The email was sent little over a month before Matthew’s mother Daphne Caruana Galizia was assassinated in a car bomb.  Matthew Caruana Galizia said that had his mother published the Electrogas leak that she had been working on and “revealed that 17 Black is owned by the director of Electrogas, and that it had promised a bribe to the minister of energy” then the consortium would have collapsed.

The director of Electrogas mentioned is Yorgen Fenech, who today stands charged with masterminding the murder of Daphne Caruana Galizia.

Asked about this, however, Camilleri said that the context of the bank’s email was because the bank felt that Electrogas was not registering enough progress in reaching agreements for its permanent financing, and that there was no default on the guarantee. The guarantee was subsequently renewed with Cabinet’s approval and Electrogas eventually got the permanent financing it needed, Camilleri said.

Camilleri was also asked about other agreements, but said that none of them were under the Finance Ministry’s remit.

The first was the guarantee which Konrad Mizzi as Energy Minister signed with Azeri gas supplier SOCAR for the State to cover any debts left by Electrogas. 

This guarantee was only revealed by the media in September 2022, and Camilleri said that he got to know about it when it was published in the public domain.

He said that the Finance Ministry is not referred to in the granting of such guarantees as they do not fall under its remit.

Camilleri was also asked about an agreement for Enemalta to pay some €40 million in excise duty instead of Electrogas. 

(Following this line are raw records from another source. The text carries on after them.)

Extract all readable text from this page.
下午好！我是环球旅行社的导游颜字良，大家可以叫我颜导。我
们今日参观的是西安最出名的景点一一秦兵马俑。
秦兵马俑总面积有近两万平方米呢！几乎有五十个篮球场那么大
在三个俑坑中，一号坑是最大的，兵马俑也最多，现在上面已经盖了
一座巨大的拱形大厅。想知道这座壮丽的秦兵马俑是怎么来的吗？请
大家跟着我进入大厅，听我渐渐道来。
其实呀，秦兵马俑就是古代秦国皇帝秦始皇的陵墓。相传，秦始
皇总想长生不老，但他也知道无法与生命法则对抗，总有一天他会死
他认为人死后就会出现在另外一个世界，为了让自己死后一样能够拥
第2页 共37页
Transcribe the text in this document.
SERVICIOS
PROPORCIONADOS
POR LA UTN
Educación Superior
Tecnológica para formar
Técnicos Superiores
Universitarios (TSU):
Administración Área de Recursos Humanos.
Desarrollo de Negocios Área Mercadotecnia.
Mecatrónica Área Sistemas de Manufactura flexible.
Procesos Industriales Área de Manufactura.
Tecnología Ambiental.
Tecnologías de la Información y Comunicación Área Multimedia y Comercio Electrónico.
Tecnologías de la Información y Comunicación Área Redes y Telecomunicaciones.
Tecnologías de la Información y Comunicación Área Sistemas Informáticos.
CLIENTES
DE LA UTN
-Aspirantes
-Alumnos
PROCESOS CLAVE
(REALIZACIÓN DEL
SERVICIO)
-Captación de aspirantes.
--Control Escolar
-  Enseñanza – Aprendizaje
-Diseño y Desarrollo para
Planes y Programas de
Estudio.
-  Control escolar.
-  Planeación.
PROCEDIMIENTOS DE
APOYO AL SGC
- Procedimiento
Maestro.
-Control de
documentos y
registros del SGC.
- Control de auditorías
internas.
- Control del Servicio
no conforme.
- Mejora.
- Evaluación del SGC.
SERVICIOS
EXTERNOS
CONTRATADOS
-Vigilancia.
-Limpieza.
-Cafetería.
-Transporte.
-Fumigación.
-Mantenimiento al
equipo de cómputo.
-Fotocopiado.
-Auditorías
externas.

Camilleri confirmed that while on paper Electrogas paid the excise duty itself, this was then reimbursed by Enemalta – effectively meaning that it was paid for with taxpayer’s money.

He said that the agreement was a commercial one and that what was important for the Finance Minister – then Edward Scicluna – was that the excise duty was paid, which it was.

Camilleri was asked about the work of the Financial Intelligence Analysis Unit (FIAU) – a line of questioning which he took some umbrage at.

He was asked whether Manfred Galdes’ resignation – which was in August 2016 – had anything to do with the power station, to which he replied that he did not know.

Camilleri was further asked whether the ministry had been contacted about a working document on the power station and Konrad Mizzi which concluded that there was suspicion of money laundering and which was passed onto the police by the FIAU.

“I don’t know. Nobody ever contacted me. I don’t know of anyone else.  You are wasting your time asking these questions to me.  You know the law… these things cannot be done.  Had it happened, someone would have incriminated themselves,” an annoyed Camilleri snapped back.

Concluding, Carabott asked whether different steps would have been taken if the Finance Ministry was consulted more in the project, but Camilleri replied that it is not the ministry’s remit to delve into how such projects are administered, “otherwise the Finance Ministry would be leading the whole government.”

“The moment you intervene in a commercial relationship, whether you like it or not, it becomes your responsibility,” he said.

The Public Accounts Committee will meet again on 29 August, where former Prime Minister Joseph Muscat is expected to be summoned back as a witness.